I obtained a pre-trained model and it has a GRU layer define as GRU(96, 96, bias=True).

I checked the dimensions of the weights and bias:
weight_ih_l0 = [288, 96]
weight_hh_l0 = [288, 96]
bias_ih_l0 = [288]
bias_hh_l0 = [288]

The input that is fed to the layer is of size [1000, 8, 96]
The batch_first variable is ‘False’, this would mean:
Sequence Length = 1000
Batch size = 8
Input size = 96

I tried to follow the equations in GRU — PyTorch 1.9.0 documentation
In r(t) we multiply W with X, but my W is 2 dimensions and X is 3 dimensions which makes them incompatible for matrix multiplication.

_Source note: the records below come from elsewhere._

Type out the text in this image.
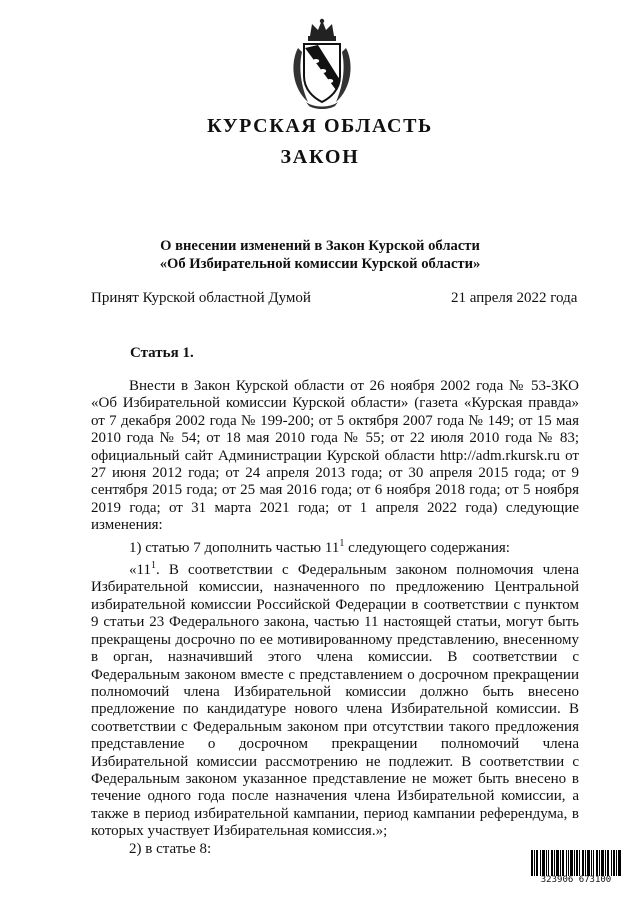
КУРСКАЯ ОБЛАСТЬ
ЗАКОН
О внесении изменений в Закон Курской области
«Об Избирательной комиссии Курской области»
Принят Курской областной Думой	21 апреля 2022 года
Статья 1.

Внести в Закон Курской области от 26 ноября 2002 года № 53-ЗКО «Об Избирательной комиссии Курской области» (газета «Курская правда» от 7 декабря 2002 года № 199-200; от 5 октября 2007 года № 149; от 15 мая 2010 года № 54; от 18 мая 2010 года № 55; от 22 июля 2010 года № 83; официальный сайт Администрации Курской области http://adm.rkursk.ru от 27 июня 2012 года; от 24 апреля 2013 года; от 30 апреля 2015 года; от 9 сентября 2015 года; от 25 мая 2016 года; от 6 ноября 2018 года; от 5 ноября 2019 года; от 31 марта 2021 года; от 1 апреля 2022 года) следующие изменения:

1) статью 7 дополнить частью $11^1$ следующего содержания:

«$11^1$. В соответствии с Федеральным законом полномочия члена Избирательной комиссии, назначенного по предложению Центральной избирательной комиссии Российской Федерации в соответствии с пунктом 9 статьи 23 Федерального закона, частью 11 настоящей статьи, могут быть прекращены досрочно по ее мотивированному представлению, внесенному в орган, назначивший этого члена комиссии. В соответствии с Федеральным законом вместе с представлением о досрочном прекращении полномочий члена Избирательной комиссии должно быть внесено предложение по кандидатуре нового члена Избирательной комиссии. В соответствии с Федеральным законом при отсутствии такого предложения представление о досрочном прекращении полномочий члена Избирательной комиссии рассмотрению не подлежит. В соответствии с Федеральным законом указанное представление не может быть внесено в течение одного года после назначения члена Избирательной комиссии, а также в период избирательной кампании, период кампании референдума, в которых участвует Избирательная комиссия.»;

2) в статье 8:

323906 673100
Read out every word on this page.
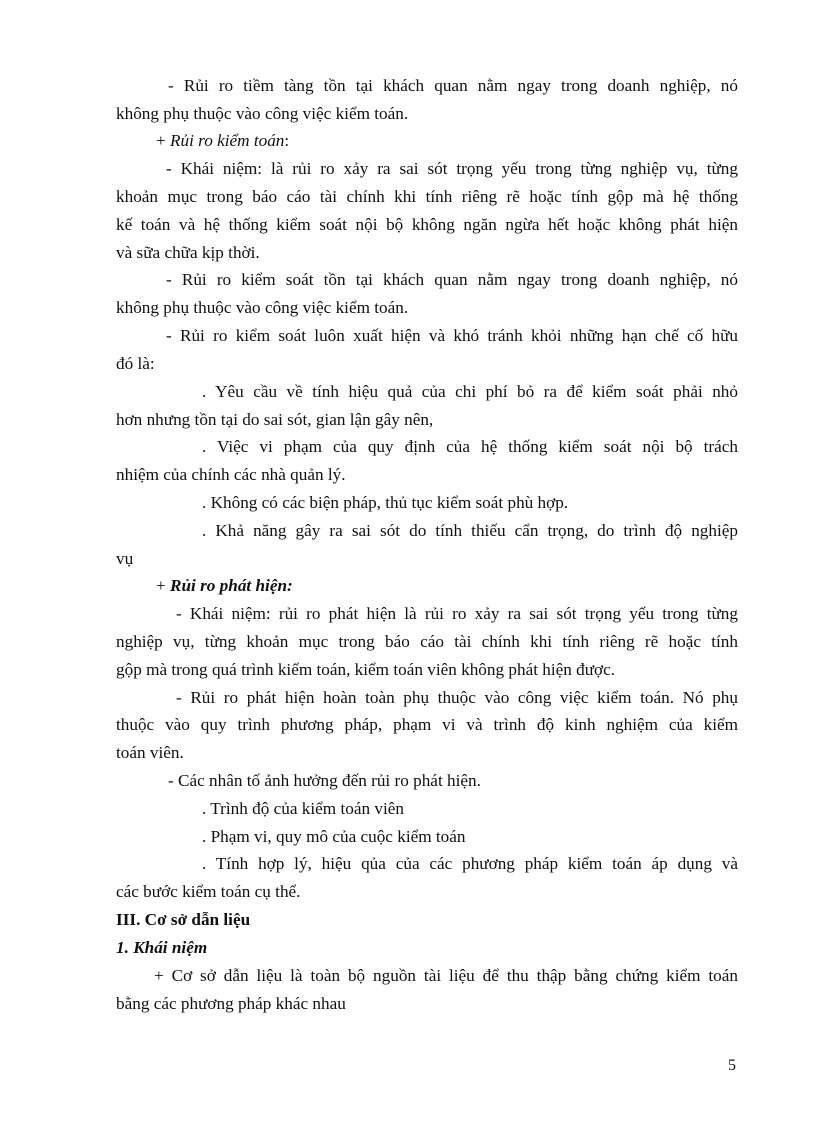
- Rủi ro tiềm tàng tồn tại khách quan nằm ngay trong doanh nghiệp, nó
không phụ thuộc vào công việc kiểm toán.
+ Rủi ro kiểm toán:
- Khái niệm: là rủi ro xảy ra sai sót trọng yếu trong từng nghiệp vụ, từng
khoản mục trong báo cáo tài chính khi tính riêng rẽ hoặc tính gộp mà hệ thống
kế toán và hệ thống kiểm soát nội bộ không ngăn ngừa hết hoặc không phát hiện
và sữa chữa kịp thời.
- Rủi ro kiểm soát tồn tại khách quan nằm ngay trong doanh nghiệp, nó
không phụ thuộc vào công việc kiểm toán.
- Rủi ro kiểm soát luôn xuất hiện và khó tránh khỏi những hạn chế cố hữu
đó là:
. Yêu cầu về tính hiệu quả của chi phí bỏ ra để kiểm soát phải nhỏ
hơn nhưng tồn tại do sai sót, gian lận gây nên,
. Việc vi phạm của quy định của hệ thống kiểm soát nội bộ trách
nhiệm của chính các nhà quản lý.
. Không có các biện pháp, thủ tục kiểm soát phù hợp.
. Khả năng gây ra sai sót do tính thiếu cẩn trọng, do trình độ nghiệp
vụ
+ Rủi ro phát hiện:
- Khái niệm: rủi ro phát hiện là rủi ro xảy ra sai sót trọng yếu trong từng
nghiệp vụ, từng khoản mục trong báo cáo tài chính khi tính riêng rẽ hoặc tính
gộp mà trong quá trình kiểm toán, kiểm toán viên không phát hiện được.
- Rủi ro phát hiện hoàn toàn phụ thuộc vào công việc kiểm toán. Nó phụ
thuộc vào quy trình phương pháp, phạm vi và trình độ kinh nghiệm của kiểm
toán viên.
- Các nhân tố ảnh hưởng đến rủi ro phát hiện.
. Trình độ của kiểm toán viên
. Phạm vi, quy mô của cuộc kiểm toán
. Tính hợp lý, hiệu qủa của các phương pháp kiểm toán áp dụng và
các bước kiểm toán cụ thể.
III. Cơ sở dẫn liệu
1. Khái niệm
+ Cơ sở dẫn liệu là toàn bộ nguồn tài liệu để thu thập bằng chứng kiểm toán
bằng các phương pháp khác nhau
5
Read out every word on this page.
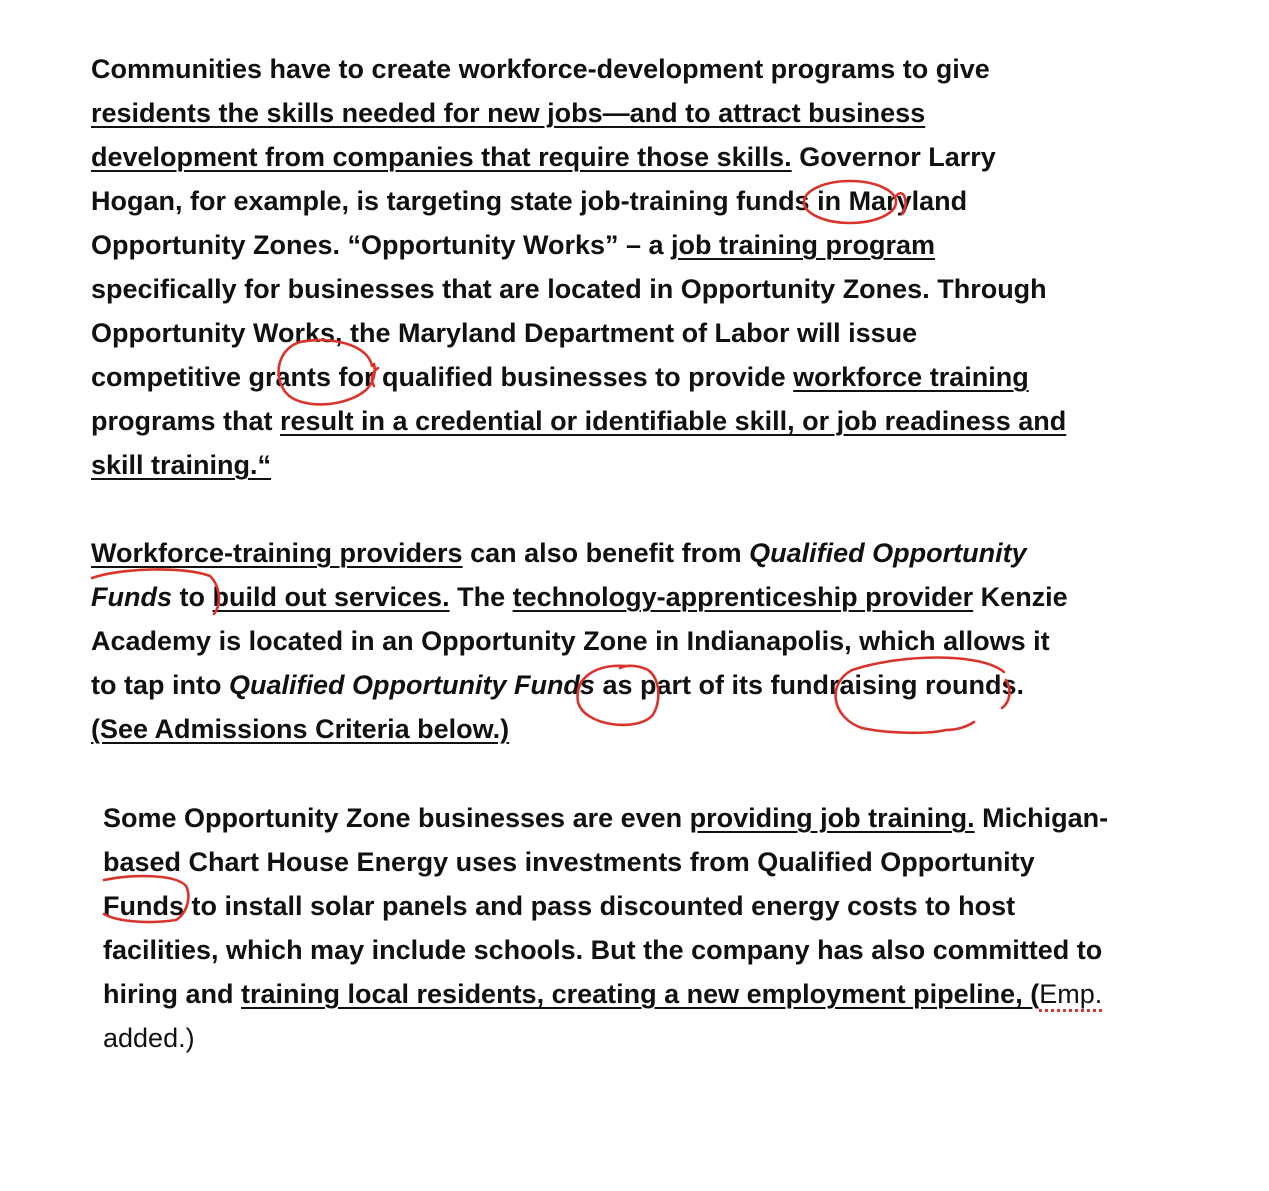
Communities have to create workforce-development programs to give
residents the skills needed for new jobs—and to attract business
development from companies that require those skills. Governor Larry
Hogan, for example, is targeting state job-training funds in Maryland
Opportunity Zones. “Opportunity Works” – a job training program
specifically for businesses that are located in Opportunity Zones. Through
Opportunity Works, the Maryland Department of Labor will issue
competitive grants for qualified businesses to provide workforce training
programs that result in a credential or identifiable skill, or job readiness and
skill training.“
Workforce-training providers can also benefit from Qualified Opportunity
Funds to build out services. The technology-apprenticeship provider Kenzie
Academy is located in an Opportunity Zone in Indianapolis, which allows it
to tap into Qualified Opportunity Funds as part of its fundraising rounds.
(See Admissions Criteria below.)
Some Opportunity Zone businesses are even providing job training. Michigan-
based Chart House Energy uses investments from Qualified Opportunity
Funds to install solar panels and pass discounted energy costs to host
facilities, which may include schools. But the company has also committed to
hiring and training local residents, creating a new employment pipeline, (Emp.
added.)
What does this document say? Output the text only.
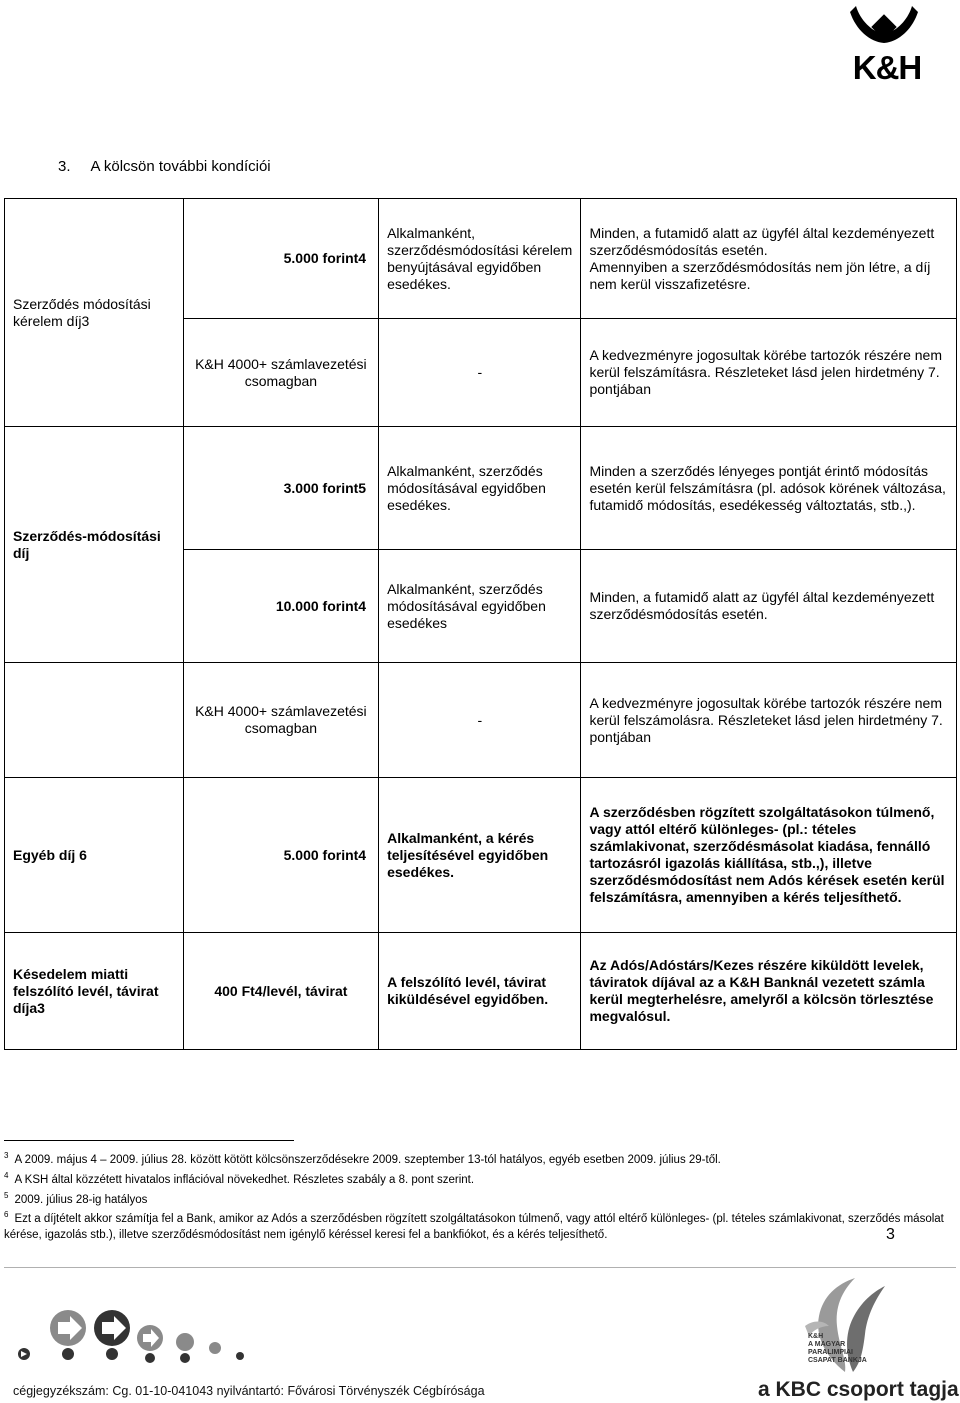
K&H
3. A kölcsön további kondíciói
Szerződés módosítási kérelem díj3	5.000 forint4	Alkalmanként, szerződésmódosítási kérelem benyújtásával egyidőben esedékes.	Minden, a futamidő alatt az ügyfél által kezdeményezett szerződésmódosítás esetén.
Amennyiben a szerződésmódosítás nem jön létre, a díj nem kerül visszafizetésre.

	K&H 4000+ számlavezetési csomagban	-	A kedvezményre jogosultak körébe tartozók részére nem kerül felszámításra. Részleteket lásd jelen hirdetmény 7. pontjában
Szerződés-módosítási díj	3.000 forint5	Alkalmanként, szerződés módosításával egyidőben esedékes.	Minden a szerződés lényeges pontját érintő módosítás esetén kerül felszámításra (pl. adósok körének változása, futamidő módosítás, esedékesség változtatás, stb.,).

	10.000 forint4	Alkalmanként, szerződés módosításával egyidőben esedékes	Minden, a futamidő alatt az ügyfél által kezdeményezett szerződésmódosítás esetén.
	K&H 4000+ számlavezetési csomagban	-	A kedvezményre jogosultak körébe tartozók részére nem kerül felszámolásra. Részleteket lásd jelen hirdetmény 7. pontjában
Egyéb díj 6	5.000 forint4	Alkalmanként, a kérés teljesítésével egyidőben esedékes.	A szerződésben rögzített szolgáltatásokon túlmenő, vagy attól eltérő különleges- (pl.: tételes számlakivonat, szerződésmásolat kiadása, fennálló tartozásról igazolás kiállítása, stb.,), illetve szerződésmódosítást nem Adós kérések esetén kerül felszámításra, amennyiben a kérés teljesíthető.
Késedelem miatti felszólító levél, távirat díja3	400 Ft4/levél, távirat	A felszólító levél, távirat kiküldésével egyidőben.	Az Adós/Adóstárs/Kezes részére kiküldött levelek, táviratok díjával az a K&H Banknál vezetett számla kerül megterhelésre, amelyről a kölcsön törlesztése megvalósul.

$^3$ A 2009. május 4 – 2009. július 28. között kötött kölcsönszerződésekre 2009. szeptember 13-tól hatályos, egyéb esetben 2009. július 29-től.

$^4$ A KSH által közzétett hivatalos inflációval növekedhet. Részletes szabály a 8. pont szerint.

$^5$ 2009. július 28-ig hatályos

$^6$ Ezt a díjtételt akkor számítja fel a Bank, amikor az Adós a szerződésben rögzített szolgáltatásokon túlmenő, vagy attól eltérő különleges- (pl. tételes számlakivonat, szerződés másolat kérése, igazolás stb.), illetve szerződésmódosítást nem igénylő kéréssel keresi fel a bankfiókot, és a kérés teljesíthető.	3
K&H
A MAGYAR
PARALIMPIAI
CSAPAT BANKJA
cégjegyzékszám: Cg. 01-10-041043 nyilvántartó: Fővárosi Törvényszék Cégbírósága	a KBC csoport tagja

I know that there are multiple time steps involved, but how is the input X (which is 3D) split so that it is compatible for multiplication with the weight martix

in optimized implementations it is not sliced, instead batch matrix multiplication is done: (1000,8,96) @ (96,hs*3) = (1000, 8, hs*3) = (1000, 8, hs*3), this is Wx summands for three gates and all timesteps at once (hs=hidden size, it can differ from input size 96) . This is a “precalculation”, as Wh summands must be computed step by step.

@googlebot Thank you. I got the calculations